Le directeur du PNUD Achim Steiner explique dans cette interview comment le numérique fait avancer le développement durable mais met en garde contre le détournement des données.

12.07.2019
Achim Steiner, le directeur du Programme des Nations unies pour le développement
Achim Steiner, le directeur du Programme des Nations unies pour le développement © dpa

Achim Steiner est actuellement l’Allemand ayant le plus haut poste au sein des Nations unies. Il dirige depuis 2017 le Programme des Nations unies pour le développement (PNUD) qui agit dans 170 pays et dispose d’un budget annuel de 4,6 milliards de dollars. Dans cet entretien, M. Steiner explique pourquoi il est loin de considérer les Nations unies comme anachroniques – malgré les critiques et les crises.

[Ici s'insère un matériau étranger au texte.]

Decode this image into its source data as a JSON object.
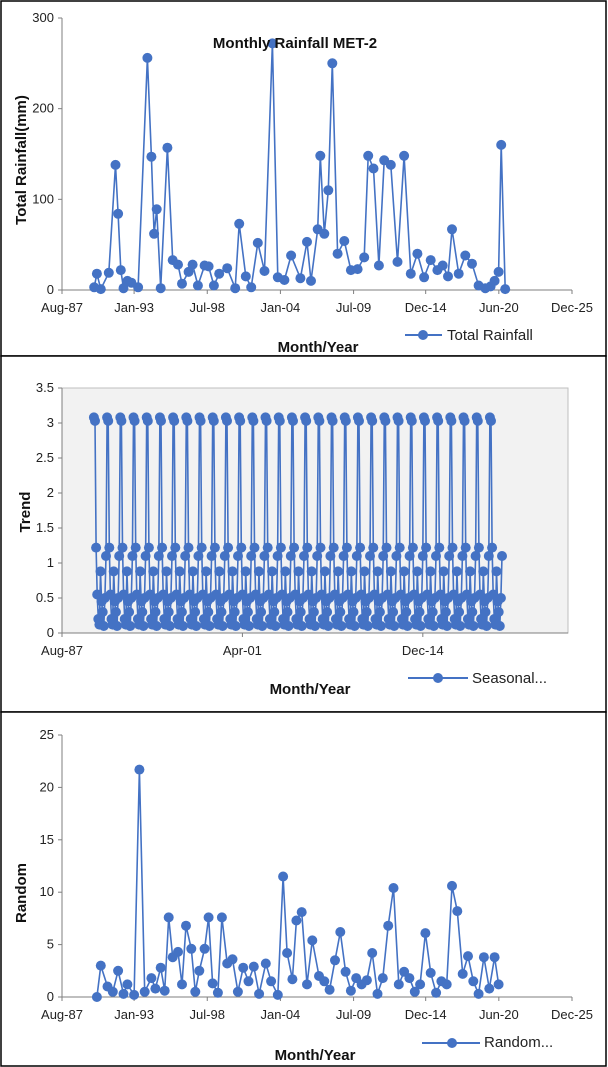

M. Steiner, nous vivons une époque de transformation radicale allant du populisme croissant à la transition énergétique et à la numérisation en passant par le déplacement géopolitique des pouvoirs. Le système international que nous connaissions est soumis à la critique. Craignez-vous parfois pour l’avenir de l’ONU ?
Craindre n’est pas le mot juste. Mais nous devons effectivement réfléchir à la manière de conserver le système international que nous avons édifié avec maints efforts pendant plus de 70 ans. Car, malgré toutes les critiques et l’idée souvent exprimée qu’il ne s’y passe pas suffisamment de choses, c’est en fait un instrument étonnant. Les Nations unies permettent au monde tant de choses qui n’avaient encore jamais existé dans l’histoire humaine et auxquelles on ne les associe pas toujours.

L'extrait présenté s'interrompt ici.